+Finally, there is the matter of the child's behavior and personality. Suppose that, around the same time that the child's social transition was going down, the father reported the child being captivated by seeing a forklift at Costco. A few months later, another family friend remarked that maybe the child is very competitive, and that "she likes fighting so much because it's the main thing she knows of that you can _win_."
+
+I think people who are familiar with the relevant scientific literature or come from an older generation would look at observations like these and say, Well, yes, he's a boy; boys like vehicles (_d_ ≈ 2.44!) and boys like fighting. Some of them might suggest that these observations should be counterindicators for transition—that the cross-gender verbal self-reports are less decision-relevant than the fact of a male child behaving in male-typical ways, but nice smart liberal grown-ups in the current year don't think that way.
+
+One might imagine that the [inferential distance](https://www.lesswrong.com/posts/HLqWn5LASfhhArZ7w/expecting-short-inferential-distances) between nice smart liberal grown-ups and people from an older generation (or a skeptical family friend) might be crossed by talking about it, but it turns out that talking doesn't help much when people have radically different priors and interpret the same evidence differently.
+
+Imagine a skeptical family friend wondering (about four months after the social transition) what "being a girl" means to the child.

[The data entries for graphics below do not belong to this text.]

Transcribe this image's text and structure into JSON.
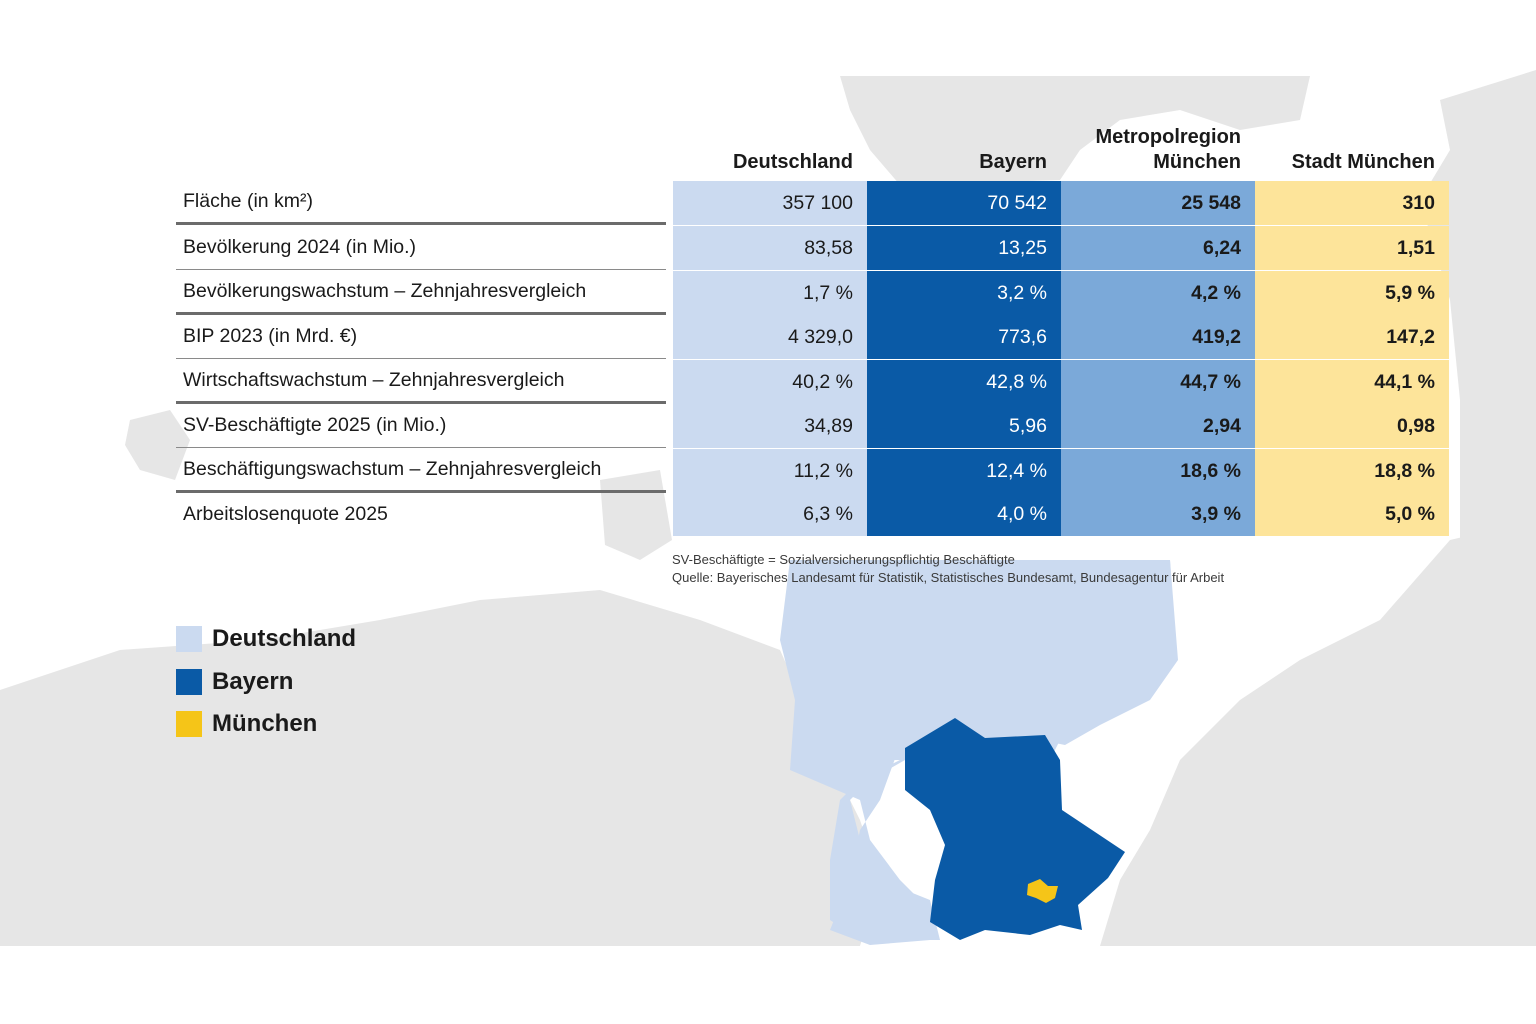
{
  "colors": {
    "deutschland": "#cbdaf0",
    "bayern": "#0a5aa6",
    "metropolregion": "#7ba9d9",
    "stadt_muenchen": "#fde49a",
    "muenchen_map": "#f5c518",
    "background_map": "#e6e6e6"
  },
  "chart_data": {
    "type": "table",
    "columns": [
      "Deutschland",
      "Bayern",
      "Metropolregion\nMünchen",
      "Stadt München"
    ],
    "columns_lines": [
      [
        "Deutschland"
      ],
      [
        "Bayern"
      ],
      [
        "Metropolregion",
        "München"
      ],
      [
        "Stadt München"
      ]
    ],
    "rows": [
      {
        "label": "Fläche (in km²)",
        "values": [
          "357 100",
          "70 542",
          "25 548",
          "310"
        ]
      },
      {
        "label": "Bevölkerung 2024 (in Mio.)",
        "values": [
          "83,58",
          "13,25",
          "6,24",
          "1,51"
        ]
      },
      {
        "label": "Bevölkerungswachstum – Zehnjahresvergleich",
        "values": [
          "1,7 %",
          "3,2 %",
          "4,2 %",
          "5,9 %"
        ]
      },
      {
        "label": "BIP 2023 (in Mrd. €)",
        "values": [
          "4 329,0",
          "773,6",
          "419,2",
          "147,2"
        ]
      },
      {
        "label": "Wirtschaftswachstum – Zehnjahresvergleich",
        "values": [
          "40,2 %",
          "42,8 %",
          "44,7 %",
          "44,1 %"
        ]
      },
      {
        "label": "SV-Beschäftigte 2025 (in Mio.)",
        "values": [
          "34,89",
          "5,96",
          "2,94",
          "0,98"
        ]
      },
      {
        "label": "Beschäftigungswachstum – Zehnjahresvergleich",
        "values": [
          "11,2 %",
          "12,4 %",
          "18,6 %",
          "18,8 %"
        ]
      },
      {
        "label": "Arbeitslosenquote 2025",
        "values": [
          "6,3 %",
          "4,0 %",
          "3,9 %",
          "5,0 %"
        ]
      }
    ],
    "legend": [
      "Deutschland",
      "Bayern",
      "München"
    ]
  },
  "notes": {
    "abbreviation": "SV-Beschäftigte = Sozialversicherungspflichtig Beschäftigte",
    "source": "Quelle: Bayerisches Landesamt für Statistik, Statistisches Bundesamt, Bundesagentur für Arbeit"
  }
}
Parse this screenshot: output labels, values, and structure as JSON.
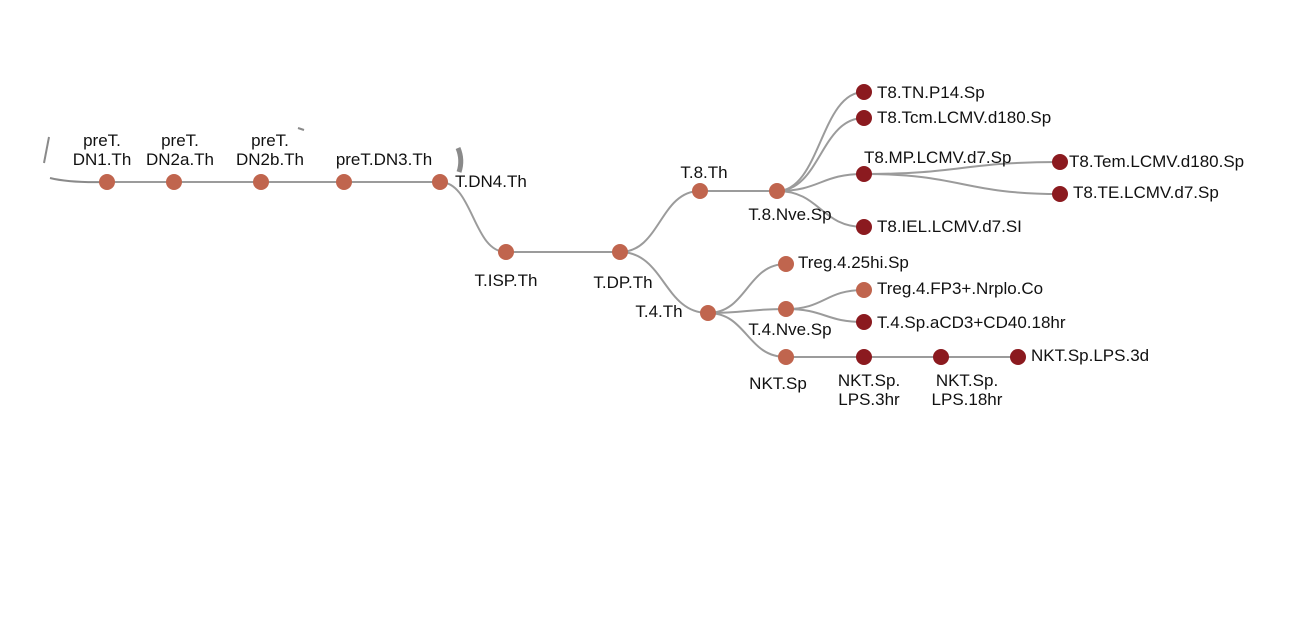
{
  "colors": {
    "progenitor": "#c0654e",
    "effector": "#8b1a1f",
    "edge": "#9b9b9b",
    "text": "#111111"
  },
  "nodes": [
    {
      "id": "dn1",
      "lines": [
        "preT.",
        "DN1.Th"
      ],
      "kind": "progenitor"
    },
    {
      "id": "dn2a",
      "lines": [
        "preT.",
        "DN2a.Th"
      ],
      "kind": "progenitor"
    },
    {
      "id": "dn2b",
      "lines": [
        "preT.",
        "DN2b.Th"
      ],
      "kind": "progenitor"
    },
    {
      "id": "dn3",
      "lines": [
        "preT.DN3.Th"
      ],
      "kind": "progenitor"
    },
    {
      "id": "dn4",
      "lines": [
        "T.DN4.Th"
      ],
      "kind": "progenitor"
    },
    {
      "id": "isp",
      "lines": [
        "T.ISP.Th"
      ],
      "kind": "progenitor"
    },
    {
      "id": "dp",
      "lines": [
        "T.DP.Th"
      ],
      "kind": "progenitor"
    },
    {
      "id": "t8",
      "lines": [
        "T.8.Th"
      ],
      "kind": "progenitor"
    },
    {
      "id": "t8nve",
      "lines": [
        "T.8.Nve.Sp"
      ],
      "kind": "progenitor"
    },
    {
      "id": "tnp14",
      "lines": [
        "T8.TN.P14.Sp"
      ],
      "kind": "effector"
    },
    {
      "id": "tcm",
      "lines": [
        "T8.Tcm.LCMV.d180.Sp"
      ],
      "kind": "effector"
    },
    {
      "id": "mp",
      "lines": [
        "T8.MP.LCMV.d7.Sp"
      ],
      "kind": "effector"
    },
    {
      "id": "tem",
      "lines": [
        "T8.Tem.LCMV.d180.Sp"
      ],
      "kind": "effector"
    },
    {
      "id": "te",
      "lines": [
        "T8.TE.LCMV.d7.Sp"
      ],
      "kind": "effector"
    },
    {
      "id": "iel",
      "lines": [
        "T8.IEL.LCMV.d7.SI"
      ],
      "kind": "effector"
    },
    {
      "id": "t4",
      "lines": [
        "T.4.Th"
      ],
      "kind": "progenitor"
    },
    {
      "id": "treg25",
      "lines": [
        "Treg.4.25hi.Sp"
      ],
      "kind": "progenitor"
    },
    {
      "id": "t4nve",
      "lines": [
        "T.4.Nve.Sp"
      ],
      "kind": "progenitor"
    },
    {
      "id": "tregfp",
      "lines": [
        "Treg.4.FP3+.Nrplo.Co"
      ],
      "kind": "progenitor"
    },
    {
      "id": "t4cd3",
      "lines": [
        "T.4.Sp.aCD3+CD40.18hr"
      ],
      "kind": "effector"
    },
    {
      "id": "nkt",
      "lines": [
        "NKT.Sp"
      ],
      "kind": "progenitor"
    },
    {
      "id": "nkt3h",
      "lines": [
        "NKT.Sp.",
        "LPS.3hr"
      ],
      "kind": "effector"
    },
    {
      "id": "nkt18h",
      "lines": [
        "NKT.Sp.",
        "LPS.18hr"
      ],
      "kind": "effector"
    },
    {
      "id": "nkt3d",
      "lines": [
        "NKT.Sp.LPS.3d"
      ],
      "kind": "effector"
    }
  ],
  "edges": [
    [
      "dn1",
      "dn2a"
    ],
    [
      "dn2a",
      "dn2b"
    ],
    [
      "dn2b",
      "dn3"
    ],
    [
      "dn3",
      "dn4"
    ],
    [
      "dn4",
      "isp"
    ],
    [
      "isp",
      "dp"
    ],
    [
      "dp",
      "t8"
    ],
    [
      "t8",
      "t8nve"
    ],
    [
      "t8nve",
      "tnp14"
    ],
    [
      "t8nve",
      "tcm"
    ],
    [
      "t8nve",
      "mp"
    ],
    [
      "t8nve",
      "iel"
    ],
    [
      "mp",
      "tem"
    ],
    [
      "mp",
      "te"
    ],
    [
      "dp",
      "t4"
    ],
    [
      "t4",
      "treg25"
    ],
    [
      "t4",
      "t4nve"
    ],
    [
      "t4",
      "nkt"
    ],
    [
      "t4nve",
      "tregfp"
    ],
    [
      "t4nve",
      "t4cd3"
    ],
    [
      "nkt",
      "nkt3h"
    ],
    [
      "nkt3h",
      "nkt18h"
    ],
    [
      "nkt18h",
      "nkt3d"
    ]
  ]
}
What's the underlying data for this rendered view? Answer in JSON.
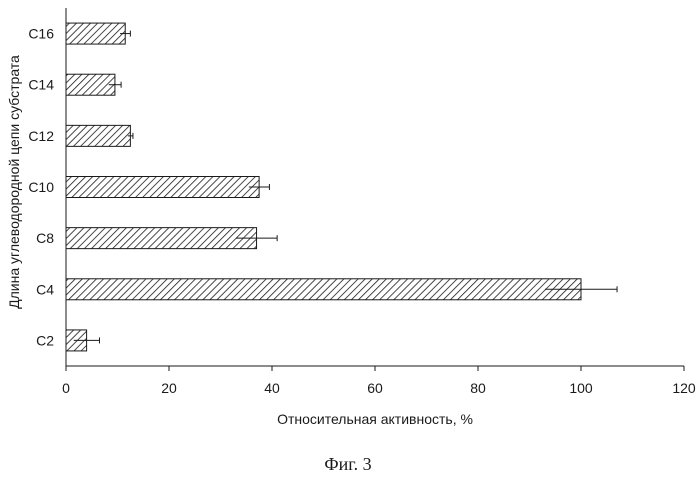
{
  "chart_data": {
    "type": "bar",
    "orientation": "horizontal",
    "categories": [
      "C2",
      "C4",
      "C8",
      "C10",
      "C12",
      "C14",
      "C16"
    ],
    "values": [
      4,
      100,
      37,
      37.5,
      12.5,
      9.5,
      11.5
    ],
    "error": [
      2.5,
      7,
      4,
      2,
      0.5,
      1.2,
      1
    ],
    "xlabel": "Относительная активность, %",
    "ylabel": "Длина углеводородной цепи субстрата",
    "xlim": [
      0,
      120
    ],
    "xticks": [
      0,
      20,
      40,
      60,
      80,
      100,
      120
    ],
    "grid": false,
    "bar_fill": "diagonal-hatch",
    "bar_color": "#1a1a1a"
  },
  "caption": "Фиг. 3"
}
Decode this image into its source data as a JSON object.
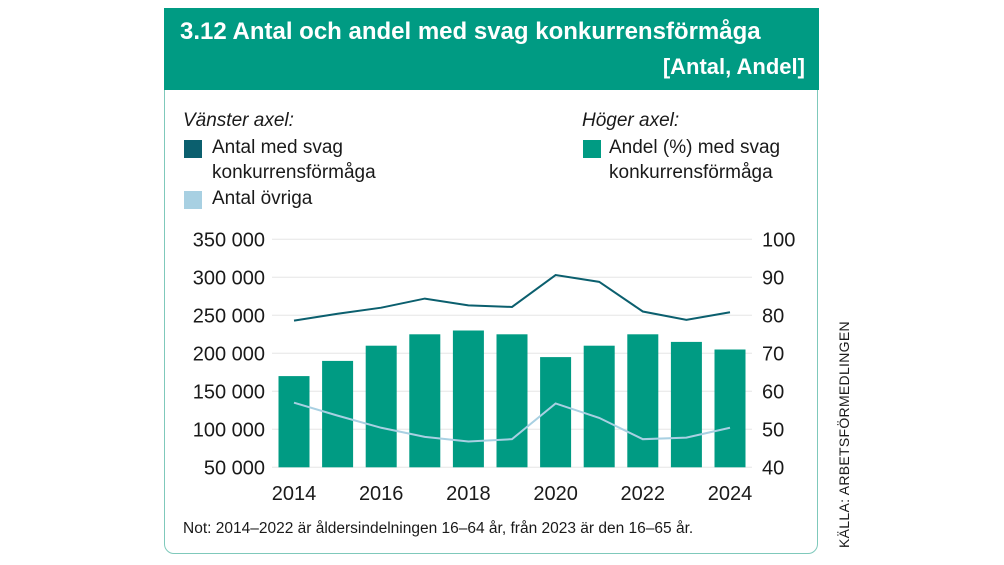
{
  "header": {
    "title": "3.12  Antal och andel med svag konkurrensförmåga",
    "subtitle": "[Antal, Andel]"
  },
  "legend": {
    "left_heading": "Vänster axel:",
    "right_heading": "Höger axel:",
    "items": [
      {
        "line1": "Antal med svag",
        "line2": "konkurrensförmåga",
        "color": "#0b5f6e"
      },
      {
        "line1": "Antal övriga",
        "line2": "",
        "color": "#a8d0e2"
      },
      {
        "line1": "Andel (%) med svag",
        "line2": "konkurrensförmåga",
        "color": "#009b83"
      }
    ]
  },
  "note": "Not: 2014–2022 är åldersindelningen 16–64 år, från 2023 är den 16–65 år.",
  "source": "KÄLLA: ARBETSFÖRMEDLINGEN",
  "chart_data": {
    "type": "bar+line",
    "title": "Antal och andel med svag konkurrensförmåga",
    "x": [
      2014,
      2015,
      2016,
      2017,
      2018,
      2019,
      2020,
      2021,
      2022,
      2023,
      2024
    ],
    "x_tick_labels": [
      "2014",
      "2016",
      "2018",
      "2020",
      "2022",
      "2024"
    ],
    "left_axis": {
      "range": [
        50000,
        350000
      ],
      "ticks": [
        "50 000",
        "100 000",
        "150 000",
        "200 000",
        "250 000",
        "300 000",
        "350 000"
      ]
    },
    "right_axis": {
      "range": [
        40,
        100
      ],
      "ticks": [
        "40",
        "50",
        "60",
        "70",
        "80",
        "90",
        "100"
      ]
    },
    "grid": true,
    "series": [
      {
        "name": "Andel (%) med svag konkurrensförmåga",
        "type": "bar",
        "axis": "right",
        "color": "#009b83",
        "values": [
          64,
          68,
          72,
          75,
          76,
          75,
          69,
          72,
          75,
          73,
          71
        ]
      },
      {
        "name": "Antal med svag konkurrensförmåga",
        "type": "line",
        "axis": "left",
        "color": "#0b5f6e",
        "values": [
          243000,
          252000,
          260000,
          272000,
          263000,
          261000,
          303000,
          294000,
          255000,
          244000,
          254000
        ]
      },
      {
        "name": "Antal övriga",
        "type": "line",
        "axis": "left",
        "color": "#a8d0e2",
        "values": [
          135000,
          118000,
          102000,
          90000,
          84000,
          87000,
          134000,
          115000,
          87000,
          89000,
          102000
        ]
      }
    ]
  }
}
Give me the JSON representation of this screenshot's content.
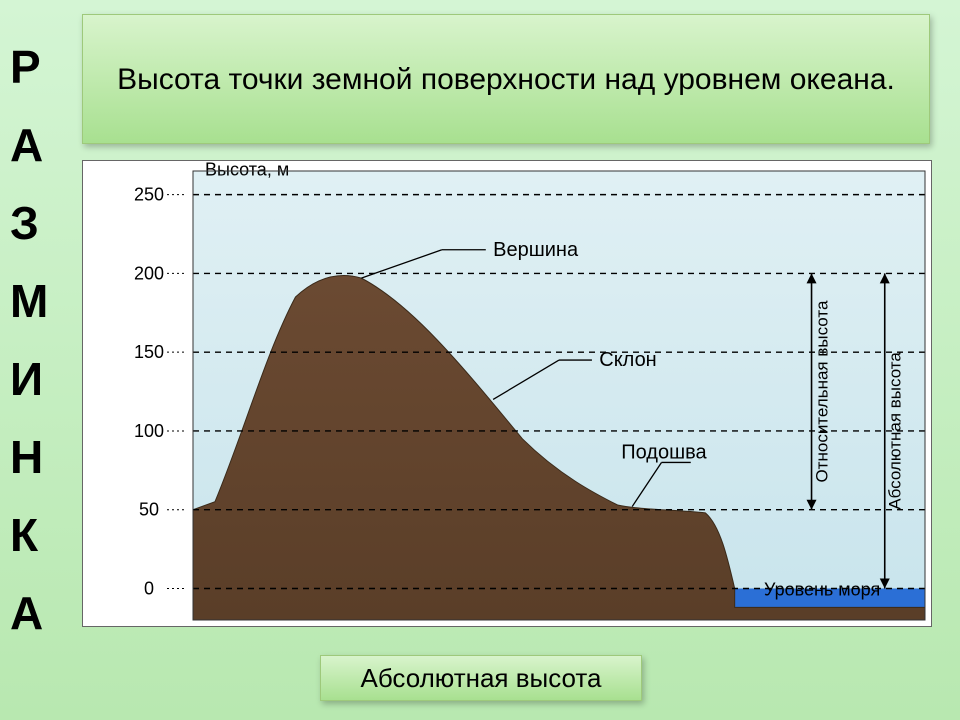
{
  "sidebar": {
    "vertical_word": "РАЗМИНКА"
  },
  "title": {
    "text": "Высота точки земной поверхности над уровнем океана."
  },
  "bottom": {
    "text": "Абсолютная высота"
  },
  "diagram": {
    "axis_title": "Высота, м",
    "y_ticks": [
      0,
      50,
      100,
      150,
      200,
      250
    ],
    "y_min": -20,
    "y_max": 265,
    "labels": {
      "peak": "Вершина",
      "slope": "Склон",
      "foot": "Подошва",
      "sea_level": "Уровень моря",
      "relative_height": "Относительная высота",
      "absolute_height": "Абсолютная высота"
    },
    "colors": {
      "sky_top": "#e0f0f4",
      "sky_bottom": "#c8e4ec",
      "ground": "#6b4a32",
      "ground_dark": "#5a3e28",
      "sea": "#2b6fd6",
      "grid": "#000000",
      "leader": "#000000",
      "arrow": "#000000"
    },
    "peak_height": 200,
    "foot_height": 50,
    "sea_height": 0
  }
}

How did the kid _know_?
+
+A parent obliges to ask the child: "Hey kiddo, somebody wants to know how you know that you are a girl."
+
+"Why?"
+
+"He's interested in that kind of thing."
+
+"I know that I'm a girl because girls like specific things like rainbows and I like rainbows so I'm a girl."
+
+"Is that how you knew in the first place?"
+
+"Yeah."
+
+"You know there are a lot of boys who like rainbows."
+
+"I don't think boys like rainbows so well—oh hey! Here this ball is!"
+
+(When recounting this conversation, the parent helpfully adds that rainbows hadn't come up before, and that the child was looking at a rainbow-patterned item at the time of answering.)
+
+It would seem that the intepretation of this kind of evidence depends on one's prior convictions. If you think that transition is a radical intervention that might pass a cost–benefit analysis for treating rare cases of intractable sex dysphoria, nonsense answers like "because girls like specific things like rainbows" are disqualifying. (A twelve-year-old who could read an informed-consent form would be able to give a more compelling explanation than that, but a three-year-old just isn't ready to make this kind of decision.) Whereas if you think that some children have a gender that doesn't match their assigned sex at birth, you might expect them to express that affinity at age three, without yet having the cognitive or verbal abilities to explain it. Teasing apart where these two views make different predictions seems like it should be possible, but might be beside the point, if the real crux is over [what categories are made for](/2018/Feb/the-categories-were-made-for-man-to-make-predictions/).
+
+Anyway, that's just a hypothesis that occurred to me in early 2020, about something that _could_ happen in the culture of the current year, hypothetically, as far as I know. I'm not a parent and I'm not an expert on child development. And even if the "Clever Hans" etiological pathway I conjectured is real, the extent to which it might apply to any particular case is complex; you could imagine a kid who _was_ "actually trans" whose social transition merely happened earlier than it otherwise would have due to these dynamics.
+
+For some reason, it seemed important that I draft a Document about it with lots of citations to send to a few friends. I thought about cleaning it up and publishing it as a public blog post (working title: "Trans Kids on the Margin; and, Harms from Misleading Training Data"), but for some reason, that didn't seem as pressing.
+
+I put an epigraph at the top:
+
+> If you love someone, tell them the truth.
+>
+> —Anonymous
+
+Given that I spent so many hours on this little research and writing project in May–July 2020, I think it makes sense for me to mention it at this point in my memoir, where it fits in chronologically. I have an inalienable right to talk about my own research interests, and talking about my research interests obviously doesn't violate any norm against leaking private information about someone else's family, or criticizing someone else's parenting decisions.
+
+(Only—[you two have such beautiful children](/2023/Dec/hrunkner-unnerby-and-the-shallowness-of-progress/)!)